As congressional Democrats work behind closed doors to save health reform legislation, they face a persistent obstacle:
super-majorities of employers and employees are convinced reform will raise their costs.
An annual survey released
last week found that 69 percent of large employers and 67 percent of their workers said health reform, if enacted, would lead
to higher costs for employer-sponsored health insurance. The survey was conducted by New York-based benefits consulting firm
Towers Watson and the National Business Group on Health.

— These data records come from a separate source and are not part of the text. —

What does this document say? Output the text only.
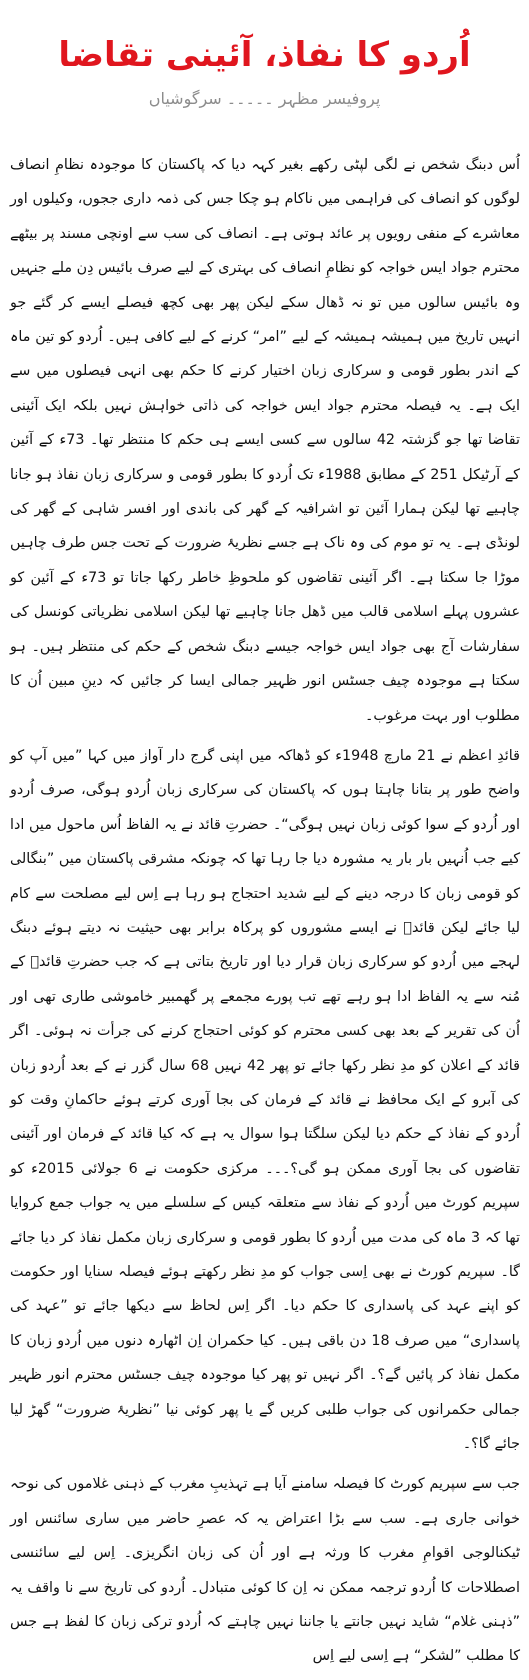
اُردو کا نفاذ، آئینی تقاضا
پروفیسر مظہر ۔۔۔۔۔ سرگوشیاں

اُس دبنگ شخص نے لگی لپٹی رکھے بغیر کہہ دیا کہ پاکستان کا موجودہ نظامِ انصاف لوگوں کو انصاف کی فراہمی میں ناکام ہو چکا جس کی ذمہ داری ججوں، وکیلوں اور معاشرے کے منفی رویوں پر عائد ہوتی ہے۔ انصاف کی سب سے اونچی مسند پر بیٹھے محترم جواد ایس خواجہ کو نظامِ انصاف کی بہتری کے لیے صرف بائیس دِن ملے جنہیں وہ بائیس سالوں میں تو نہ ڈھال سکے لیکن پھر بھی کچھ فیصلے ایسے کر گئے جو انہیں تاریخ میں ہمیشہ ہمیشہ کے لیے ”امر“ کرنے کے لیے کافی ہیں۔ اُردو کو تین ماہ کے اندر بطور قومی و سرکاری زبان اختیار کرنے کا حکم بھی انہی فیصلوں میں سے ایک ہے۔ یہ فیصلہ محترم جواد ایس خواجہ کی ذاتی خواہش نہیں بلکہ ایک آئینی تقاضا تھا جو گزشتہ 42 سالوں سے کسی ایسے ہی حکم کا منتظر تھا۔ 73ء کے آئین کے آرٹیکل 251 کے مطابق 1988ء تک اُردو کا بطور قومی و سرکاری زبان نفاذ ہو جانا چاہیے تھا لیکن ہمارا آئین تو اشرافیہ کے گھر کی باندی اور افسر شاہی کے گھر کی لونڈی ہے۔ یہ تو موم کی وہ ناک ہے جسے نظریۂ ضرورت کے تحت جس طرف چاہیں موڑا جا سکتا ہے۔ اگر آئینی تقاضوں کو ملحوظِ خاطر رکھا جاتا تو 73ء کے آئین کو عشروں پہلے اسلامی قالب میں ڈھل جانا چاہیے تھا لیکن اسلامی نظریاتی کونسل کی سفارشات آج بھی جواد ایس خواجہ جیسے دبنگ شخص کے حکم کی منتظر ہیں۔ ہو سکتا ہے موجودہ چیف جسٹس انور ظہیر جمالی ایسا کر جائیں کہ دینِ مبین اُن کا مطلوب اور بہت مرغوب۔

قائدِ اعظم نے 21 مارچ 1948ء کو ڈھاکہ میں اپنی گرج دار آواز میں کہا ”میں آپ کو واضح طور پر بتانا چاہتا ہوں کہ پاکستان کی سرکاری زبان اُردو ہوگی، صرف اُردو اور اُردو کے سوا کوئی زبان نہیں ہوگی“۔ حضرتِ قائد نے یہ الفاظ اُس ماحول میں ادا کیے جب اُنہیں بار بار یہ مشورہ دیا جا رہا تھا کہ چونکہ مشرقی پاکستان میں ”بنگالی کو قومی زبان کا درجہ دینے کے لیے شدید احتجاج ہو رہا ہے اِس لیے مصلحت سے کام لیا جائے لیکن قائدؒ نے ایسے مشوروں کو پرکاہ برابر بھی حیثیت نہ دیتے ہوئے دبنگ لہجے میں اُردو کو سرکاری زبان قرار دیا اور تاریخ بتاتی ہے کہ جب حضرتِ قائدؒ کے مُنہ سے یہ الفاظ ادا ہو رہے تھے تب پورے مجمعے پر گھمبیر خاموشی طاری تھی اور اُن کی تقریر کے بعد بھی کسی محترم کو کوئی احتجاج کرنے کی جرأت نہ ہوئی۔ اگر قائد کے اعلان کو مدِ نظر رکھا جائے تو پھر 42 نہیں 68 سال گزر نے کے بعد اُردو زبان کی آبرو کے ایک محافظ نے قائد کے فرمان کی بجا آوری کرتے ہوئے حاکمانِ وقت کو اُردو کے نفاذ کے حکم دیا لیکن سلگتا ہوا سوال یہ ہے کہ کیا قائد کے فرمان اور آئینی تقاضوں کی بجا آوری ممکن ہو گی؟۔۔۔ مرکزی حکومت نے 6 جولائی 2015ء کو سپریم کورٹ میں اُردو کے نفاذ سے متعلقہ کیس کے سلسلے میں یہ جواب جمع کروایا تھا کہ 3 ماہ کی مدت میں اُردو کا بطور قومی و سرکاری زبان مکمل نفاذ کر دیا جائے گا۔ سپریم کورٹ نے بھی اِسی جواب کو مدِ نظر رکھتے ہوئے فیصلہ سنایا اور حکومت کو اپنے عہد کی پاسداری کا حکم دیا۔ اگر اِس لحاظ سے دیکھا جائے تو ”عہد کی پاسداری“ میں صرف 18 دن باقی ہیں۔ کیا حکمران اِن اٹھارہ دنوں میں اُردو زبان کا مکمل نفاذ کر پائیں گے؟۔ اگر نہیں تو پھر کیا موجودہ چیف جسٹس محترم انور ظہیر جمالی حکمرانوں کی جواب طلبی کریں گے یا پھر کوئی نیا ”نظریۂ ضرورت“ گھڑ لیا جائے گا؟۔

جب سے سپریم کورٹ کا فیصلہ سامنے آیا ہے تہذیبِ مغرب کے ذہنی غلاموں کی نوحہ خوانی جاری ہے۔ سب سے بڑا اعتراض یہ کہ عصرِ حاضر میں ساری سائنس اور ٹیکنالوجی اقوامِ مغرب کا ورثہ ہے اور اُن کی زبان انگریزی۔ اِس لیے سائنسی اصطلاحات کا اُردو ترجمہ ممکن نہ اِن کا کوئی متبادل۔ اُردو کی تاریخ سے نا واقف یہ ”ذہنی غلام“ شاید نہیں جانتے یا جاننا نہیں چاہتے کہ اُردو ترکی زبان کا لفظ ہے جس کا مطلب ”لشکر“ ہے اِسی لیے اِس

Among employers only, 71 percent
said health reform would increase access to health benefits, but that it also would raise overall costs
in the health care system. More than a third of employers said health reform would lead to fewer of them
offering health benefits.
"While health reform could ultimately provide greater access
to health care to more Americans, there is a fair amount of skepticism over whether health reform will
be able to curb rising health costs,” Ron Fontanetta, a practice leader at Towers Watson Health and Group Benefits,
said in a statement.
Nationally, nearly 60 percent of Americans receive health insurance through an employer. In
Indiana it’s even higher, at 66 percent.
In an earlier survey, the chief human resources officers
of the HR Policy Association predicted the health reform plans would raise the cost of employer-sponsored
health benefits by 7 percent to 10 percent each year for the next decade.
Such costs have
been rising about 5 percent to 6 percent per year for the previous five years.